Former regional radio network in New England

The Yankee Network was an American radio network, based in Boston, Massachusetts, with affiliate radio stations throughout New England. At the height of its influence, the Yankee Network had as many as 24 affiliated radio stations. The network was co-founded by John Shepard III and his brother Robert, in 1929-1930. The beginnings of what became the Yankee Network occurred in the mid-1920s, when John Shepard's Boston station WNAC linked by telephone land lines with Robert Shepard's station in Providence, Rhode Island, WEAN, so that the two stations could share or exchange programming. Those two stations became the first two Yankee Network stations. In 1930, they were joined by the first affiliated radio stations, including WLBZ in Bangor, Maine; WORC in Worcester, Massachusetts; WNBH in New Bedford, Massachusetts; and WICC in Bridgeport, Connecticut. During the 1930s, the network became known for developing its own local and regional news bureau, the Yankee News Service. The Yankee Network and the Yankee News Service operated until February 1967.

==History==
===Early years===

The main benefit of joining the Yankee Network was that it offered its affiliates as much as 17 hours of daily programming. Yankee affiliates were provided with access to some of the best-known Boston vocalists and orchestras, as well as nationally-known entertainers who were appearing in Boston or Providence. For example, a concert by opera star Mary Garden was broadcast, as was a concert by the Providence Symphony Orchestra. Dance music was often played by bandleader Joe Rines and his orchestra, or by other popular bandleaders like Dok Eisenbourg. The Yankee Network also had its own 22-piece orchestra, led by Charles R. Hector. Among other popular entertainers heard on the Yankee Network in the early 1930s were pianist, songwriter and bandleader Gus Arnheim, and local favorites "Hum and Strum." The Yankee Network broadcast radio plays, featuring its own drama troupe, made up of members of the WNAC staff, led by announcer Ben Hadfield. In addition to religious services and educational talks, there were also cultural programs, including excerpts from "The Green Pastures," a play starring black actor Richard B. Harrison; and talks by the region's mayors, governors, and other political leaders.

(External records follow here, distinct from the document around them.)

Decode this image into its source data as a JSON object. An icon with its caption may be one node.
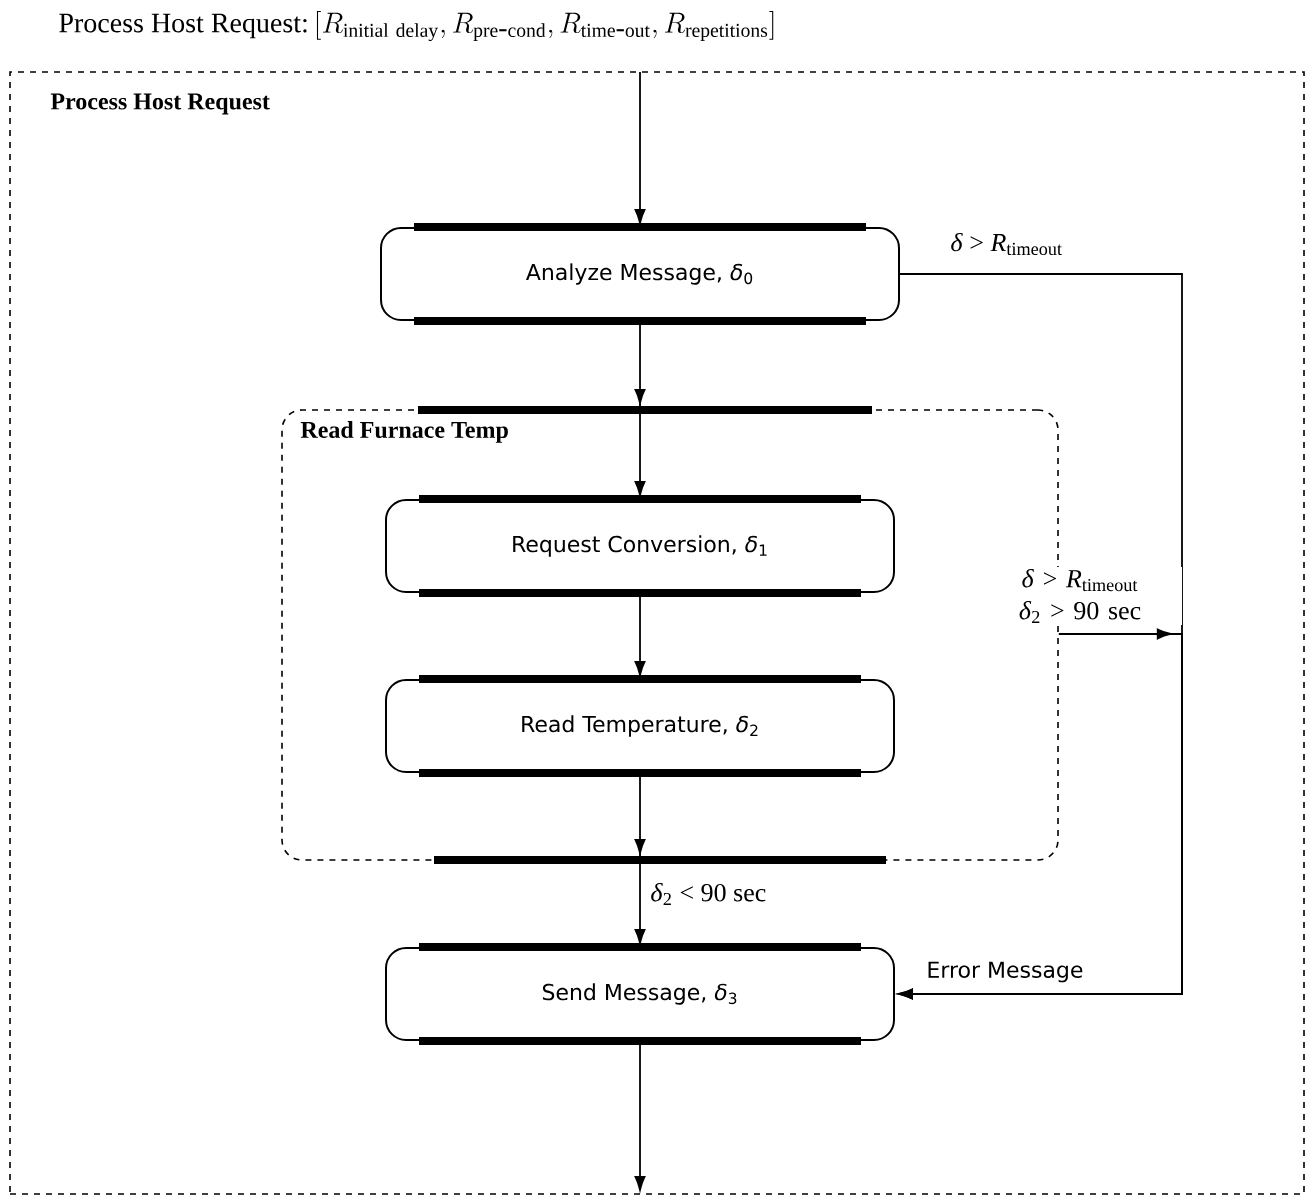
{
  "diagram": {
    "title": "Process Host Request:",
    "nodes": [
      {
        "text": [
          "Process Host Request"
        ]
      },
      {
        "text": [
          "Analyze Message, *δ*$_{0}$"
        ],
        "in": 0
      },
      {
        "text": [
          "Read Furnace Temp"
        ],
        "in": 0
      },
      {
        "text": [
          "Request Conversion, *δ*$_{1}$"
        ],
        "in": 2
      },
      {
        "text": [
          "Read Temperature, *δ*$_{2}$"
        ],
        "in": 2
      },
      {
        "text": [
          "Send Message, *δ*$_{3}$"
        ],
        "in": 0
      }
    ],
    "edges": [
      {
        "from": null,
        "to": 1,
        "arrow": "to"
      },
      {
        "from": 1,
        "to": 3,
        "arrow": "to"
      },
      {
        "from": 3,
        "to": 4,
        "arrow": "to"
      },
      {
        "from": 4,
        "to": 5,
        "arrow": "to",
        "label": "*δ*$_{2}$ < 90 sec"
      },
      {
        "from": 1,
        "to": 5,
        "arrow": "to",
        "label": "*δ* > *R*$_{timeout}$"
      },
      {
        "from": 2,
        "to": 5,
        "arrow": "to",
        "label": "*δ* > *R*$_{timeout}$ *δ*$_{2}$ > 90 sec"
      },
      {
        "from": 5,
        "to": null,
        "arrow": "to"
      }
    ],
    "labels": [
      "[R_{\\mathrm{initial\\ delay}},R_{\\mathrm{pre\\mbox{-}cond}},R_{\\mathrm{time\\mbox{-}out}},R_{\\mathrm{repetitions}}]",
      "Error Message"
    ]
  }
}
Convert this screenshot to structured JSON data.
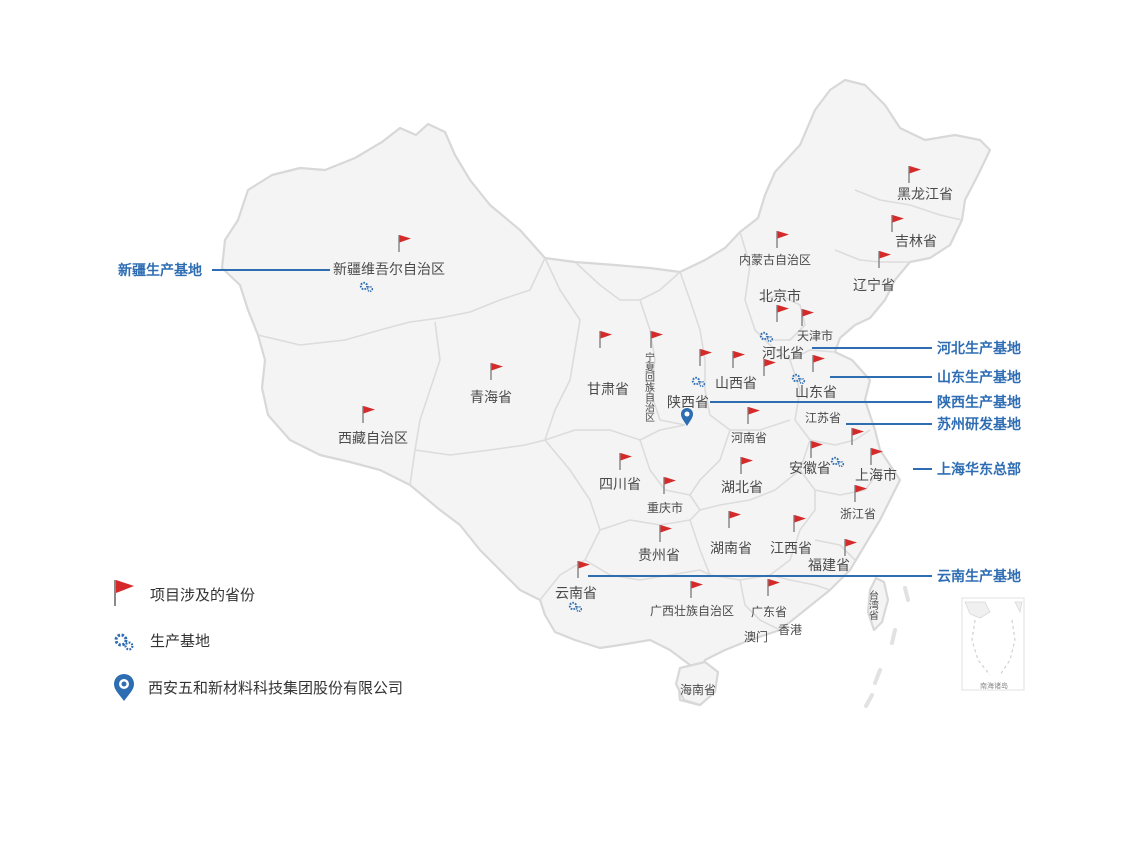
{
  "colors": {
    "flag": "#d42a2a",
    "base": "#2f6db3",
    "land": "#f4f4f4",
    "border": "#d8d8d8"
  },
  "provinces": {
    "heilongjiang": "黑龙江省",
    "jilin": "吉林省",
    "liaoning": "辽宁省",
    "neimenggu": "内蒙古自治区",
    "beijing": "北京市",
    "tianjin": "天津市",
    "hebei": "河北省",
    "shanxi": "山西省",
    "shandong": "山东省",
    "shaanxi": "陕西省",
    "ningxia": "宁夏回族自治区",
    "gansu": "甘肃省",
    "qinghai": "青海省",
    "xinjiang": "新疆维吾尔自治区",
    "xizang": "西藏自治区",
    "henan": "河南省",
    "jiangsu": "江苏省",
    "anhui": "安徽省",
    "shanghai": "上海市",
    "hubei": "湖北省",
    "sichuan": "四川省",
    "chongqing": "重庆市",
    "zhejiang": "浙江省",
    "hunan": "湖南省",
    "jiangxi": "江西省",
    "guizhou": "贵州省",
    "fujian": "福建省",
    "yunnan": "云南省",
    "guangxi": "广西壮族自治区",
    "guangdong": "广东省",
    "xianggang": "香港",
    "aomen": "澳门",
    "taiwan": "台湾省",
    "hainan": "海南省"
  },
  "bases": {
    "xinjiang": "新疆生产基地",
    "hebei": "河北生产基地",
    "shandong": "山东生产基地",
    "shaanxi": "陕西生产基地",
    "suzhou": "苏州研发基地",
    "shanghai": "上海华东总部",
    "yunnan": "云南生产基地"
  },
  "legend": {
    "flag": "项目涉及的省份",
    "gear": "生产基地",
    "pin": "西安五和新材料科技集团股份有限公司"
  },
  "inset": {
    "label": "南海诸岛"
  }
}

For sports fans, they could hear Boston Braves and Boston Red Sox baseball games, announced by Fred Hoey. College football, broadcast live from various schools in the region, was also a popular feature. In addition to providing local and regional programming, the Yankee Network was also affiliated with the Columbia Broadcasting System (later known as CBS), which provided national programs to complement Yankee's New England focus.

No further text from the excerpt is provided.